La cultura es inseparable de la violencia” nos dice Josep Carles Laínez en su aforismo número veinticuatro. En cierto modo, la cultura es una forma de violencia desde el momento en que exige la transformación de la “materia prima” en un producto de conocimiento para el hombre. Cultura es cultivo y, así como la tierra necesita de violencia para dar frutos, el hombre ha de transformar las cosas para extraer de ellas el conocimiento que esconden. Si la cultura devuelve al hombre al conocimiento de sí mismo (ésta sería la definición humanista de cultura) este conocimiento no puede ser ganado de forma inocua. Al mismo tiempo, este “conocimiento de sí mismo” es un imperativo ético que debemos a nuestros clásicos, a un pasado precristiano que se perfila tras el aroma de nostalgia neopagana que esta obra destila. Josep Carles Laínez reúne en un panteón común los dioses de aquellos pueblos que son “nuestros antepasados europeos” (aforismo treinta y cuatro).
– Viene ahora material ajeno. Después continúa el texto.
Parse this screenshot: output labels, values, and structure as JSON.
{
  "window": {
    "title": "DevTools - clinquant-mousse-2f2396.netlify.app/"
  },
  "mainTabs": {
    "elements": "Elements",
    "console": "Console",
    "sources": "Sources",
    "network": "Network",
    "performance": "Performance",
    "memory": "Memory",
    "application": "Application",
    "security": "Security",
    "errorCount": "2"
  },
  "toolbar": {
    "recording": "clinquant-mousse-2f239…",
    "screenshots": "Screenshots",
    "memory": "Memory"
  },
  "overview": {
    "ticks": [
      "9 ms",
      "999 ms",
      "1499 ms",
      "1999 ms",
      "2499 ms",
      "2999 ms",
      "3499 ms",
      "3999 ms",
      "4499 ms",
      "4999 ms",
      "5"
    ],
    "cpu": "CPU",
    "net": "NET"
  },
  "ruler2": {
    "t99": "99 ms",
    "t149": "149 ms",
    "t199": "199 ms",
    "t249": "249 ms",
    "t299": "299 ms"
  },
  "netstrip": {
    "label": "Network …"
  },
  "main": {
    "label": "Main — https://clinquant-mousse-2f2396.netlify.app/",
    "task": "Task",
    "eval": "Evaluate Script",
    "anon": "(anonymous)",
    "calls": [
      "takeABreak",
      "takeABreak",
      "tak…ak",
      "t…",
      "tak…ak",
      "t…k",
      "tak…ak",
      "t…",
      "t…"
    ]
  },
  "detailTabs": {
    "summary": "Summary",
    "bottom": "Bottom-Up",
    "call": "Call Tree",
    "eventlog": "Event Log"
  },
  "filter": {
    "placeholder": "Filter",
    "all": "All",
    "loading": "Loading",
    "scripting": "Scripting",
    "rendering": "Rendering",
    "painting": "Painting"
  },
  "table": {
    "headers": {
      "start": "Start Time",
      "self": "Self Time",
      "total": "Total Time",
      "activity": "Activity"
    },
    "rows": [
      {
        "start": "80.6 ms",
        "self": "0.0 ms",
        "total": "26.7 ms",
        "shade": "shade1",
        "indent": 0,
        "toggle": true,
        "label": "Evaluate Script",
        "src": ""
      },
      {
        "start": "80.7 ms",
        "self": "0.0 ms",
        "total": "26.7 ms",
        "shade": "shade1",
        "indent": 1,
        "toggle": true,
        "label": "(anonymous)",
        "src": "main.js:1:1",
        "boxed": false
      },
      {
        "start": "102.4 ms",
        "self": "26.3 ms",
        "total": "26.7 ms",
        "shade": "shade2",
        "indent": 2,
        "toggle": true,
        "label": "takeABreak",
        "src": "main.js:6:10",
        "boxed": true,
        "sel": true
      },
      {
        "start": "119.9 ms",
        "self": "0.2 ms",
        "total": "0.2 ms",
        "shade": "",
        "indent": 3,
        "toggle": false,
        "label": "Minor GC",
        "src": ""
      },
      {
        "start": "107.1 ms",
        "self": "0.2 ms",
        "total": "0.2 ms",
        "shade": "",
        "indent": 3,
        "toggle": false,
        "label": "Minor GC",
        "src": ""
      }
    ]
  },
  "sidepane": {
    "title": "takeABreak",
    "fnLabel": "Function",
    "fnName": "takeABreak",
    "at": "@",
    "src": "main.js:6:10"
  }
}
Esto lo corrobora asimismo su aforismo número veintitrés, en el que lamenta que la lengua latina se convirtiera en la lengua oficial de la Iglesia con el Edicto de Milán. Con la fragmentación político-administrativa del Imperio y la desaparición del latín entre las clases populares ya sólo quedará la Iglesia como elemento aglutinador de esa primigenia y oscura idea de Europa. El ecumenismo pagano del Imperio romano se transformará ahora en el catolicismo cristiano de la Iglesia de Roma hasta la Reforma protestante.

 

Para acabar quisiera transcribir la parte final de la última frase del aforismo número treinta y uno. No puedo concebir un epígrafe mejor para un poema como La Ilíada, que narra el dolor de gestación de lo que será el nacimiento legendario y magnífico de Europa: “Hombre contra hombre hacia la muerte: el poema más perfecto”.

 

 

LAÍNEZ, Josep Carles

In Hoc Signo Vinces, Ciudad de Valencia, Palmart, 1998

 

 

 

Diego López Estrems (Alboraia, Valencia, 1968) es filósofo y poeta, autor de los libros Poemas, Vísperas del gozo y Las cosas necesarias.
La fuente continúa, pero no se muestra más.